As the novel unfolds, the reader is watching the boys growing older and approaching the war. The enlistment of Leper (a fellow classmate) delivers the message; the war is real and the boys at Devon will soon participate in it. Leper himself is viewed as one of the two war casualties, Finny being the other. Dr. Stanpole views Finny’s death as an accident, a horrible things which happens when the country is at war. He asks when talking to Gene, “Why did it have to happen to you boys so soon, here at Devon?” (Knowles p.185) He makes it perfectly clear that Finny’s death has been caused by the effects of war on life at Devon. Indirectly it remains true that the war killed Finny.

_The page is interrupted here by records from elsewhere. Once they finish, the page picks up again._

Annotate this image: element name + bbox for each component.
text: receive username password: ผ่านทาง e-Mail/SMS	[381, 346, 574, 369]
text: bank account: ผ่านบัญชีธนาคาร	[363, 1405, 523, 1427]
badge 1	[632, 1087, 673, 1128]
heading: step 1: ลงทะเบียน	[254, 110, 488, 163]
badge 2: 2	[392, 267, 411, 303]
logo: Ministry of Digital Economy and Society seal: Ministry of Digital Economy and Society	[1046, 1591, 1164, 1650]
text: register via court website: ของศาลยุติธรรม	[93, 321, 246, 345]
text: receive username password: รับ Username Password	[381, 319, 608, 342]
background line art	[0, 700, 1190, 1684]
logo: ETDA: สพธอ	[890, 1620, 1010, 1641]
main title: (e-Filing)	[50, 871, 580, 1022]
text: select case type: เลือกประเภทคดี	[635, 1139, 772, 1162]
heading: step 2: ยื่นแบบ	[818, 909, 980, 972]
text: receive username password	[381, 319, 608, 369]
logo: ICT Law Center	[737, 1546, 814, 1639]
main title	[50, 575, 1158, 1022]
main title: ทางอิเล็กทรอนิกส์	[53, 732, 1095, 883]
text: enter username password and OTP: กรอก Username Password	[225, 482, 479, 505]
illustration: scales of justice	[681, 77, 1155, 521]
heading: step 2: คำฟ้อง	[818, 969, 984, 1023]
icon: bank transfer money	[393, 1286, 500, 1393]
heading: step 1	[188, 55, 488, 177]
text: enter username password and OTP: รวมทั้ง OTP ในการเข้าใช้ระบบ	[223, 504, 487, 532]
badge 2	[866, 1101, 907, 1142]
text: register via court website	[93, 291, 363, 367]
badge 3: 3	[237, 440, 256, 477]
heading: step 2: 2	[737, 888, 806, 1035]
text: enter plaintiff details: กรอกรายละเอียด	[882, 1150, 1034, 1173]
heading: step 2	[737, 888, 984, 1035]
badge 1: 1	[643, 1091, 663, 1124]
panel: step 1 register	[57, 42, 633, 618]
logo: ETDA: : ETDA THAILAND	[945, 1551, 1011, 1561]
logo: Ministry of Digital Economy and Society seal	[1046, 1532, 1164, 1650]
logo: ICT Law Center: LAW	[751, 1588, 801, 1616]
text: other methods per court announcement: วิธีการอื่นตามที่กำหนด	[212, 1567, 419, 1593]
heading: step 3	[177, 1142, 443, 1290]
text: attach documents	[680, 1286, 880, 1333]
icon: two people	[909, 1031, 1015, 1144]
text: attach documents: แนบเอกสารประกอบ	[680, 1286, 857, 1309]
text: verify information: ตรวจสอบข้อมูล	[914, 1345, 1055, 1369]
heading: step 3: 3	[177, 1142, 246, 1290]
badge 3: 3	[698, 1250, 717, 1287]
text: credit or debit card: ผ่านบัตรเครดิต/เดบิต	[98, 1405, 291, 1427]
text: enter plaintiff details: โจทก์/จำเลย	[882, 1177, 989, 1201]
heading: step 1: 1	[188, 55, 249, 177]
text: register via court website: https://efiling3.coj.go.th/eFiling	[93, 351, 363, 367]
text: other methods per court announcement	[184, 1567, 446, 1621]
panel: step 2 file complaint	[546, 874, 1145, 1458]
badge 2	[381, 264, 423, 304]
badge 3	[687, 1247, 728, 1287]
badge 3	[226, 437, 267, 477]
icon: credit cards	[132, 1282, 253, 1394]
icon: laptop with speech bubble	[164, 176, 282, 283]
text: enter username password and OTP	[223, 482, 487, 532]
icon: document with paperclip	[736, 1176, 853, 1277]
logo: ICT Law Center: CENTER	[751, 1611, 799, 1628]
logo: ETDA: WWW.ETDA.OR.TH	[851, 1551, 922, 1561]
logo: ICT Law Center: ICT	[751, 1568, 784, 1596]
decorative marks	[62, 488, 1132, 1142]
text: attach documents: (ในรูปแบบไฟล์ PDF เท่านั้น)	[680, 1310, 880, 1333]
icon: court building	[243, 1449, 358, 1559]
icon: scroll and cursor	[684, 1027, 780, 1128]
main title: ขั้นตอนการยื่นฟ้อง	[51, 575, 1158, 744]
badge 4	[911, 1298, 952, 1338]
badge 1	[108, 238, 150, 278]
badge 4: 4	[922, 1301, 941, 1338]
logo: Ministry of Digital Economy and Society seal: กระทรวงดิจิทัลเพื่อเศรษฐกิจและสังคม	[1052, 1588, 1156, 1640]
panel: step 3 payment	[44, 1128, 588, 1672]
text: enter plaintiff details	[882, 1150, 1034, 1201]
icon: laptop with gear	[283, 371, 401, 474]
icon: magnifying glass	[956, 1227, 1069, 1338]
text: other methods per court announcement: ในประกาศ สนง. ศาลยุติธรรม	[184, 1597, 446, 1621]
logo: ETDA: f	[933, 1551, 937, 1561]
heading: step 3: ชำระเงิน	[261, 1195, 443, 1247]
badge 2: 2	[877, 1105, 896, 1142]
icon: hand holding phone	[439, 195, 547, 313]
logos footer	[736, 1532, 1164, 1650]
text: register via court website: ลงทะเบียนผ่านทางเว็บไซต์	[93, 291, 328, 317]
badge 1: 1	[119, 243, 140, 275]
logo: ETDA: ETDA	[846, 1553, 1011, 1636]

The book is a war novel from start to finish and the last chapter underlines this. The final section adds nothing to the significance already given to the book through Finny’s death;
instead, Knowles ties together loose ends and presents certain philosophical statements which further the reader’s understanding of the book. One of the things the novelist seems to be saying is that the “enemy” Gene killed and loved is the one every man must kill, his own youth, the innocence that burns too hot to be endured. (Macmillian p.98) Gene Forrester closes the novel by saying, “If I ever attacked at all; I was indeed the enemy.” (Knowles p.196) Finny was able to cope with life, to sift the good from the mixture of good and bad, and he alone died. The horrible irony is that the person most fit for existence is finally denied it.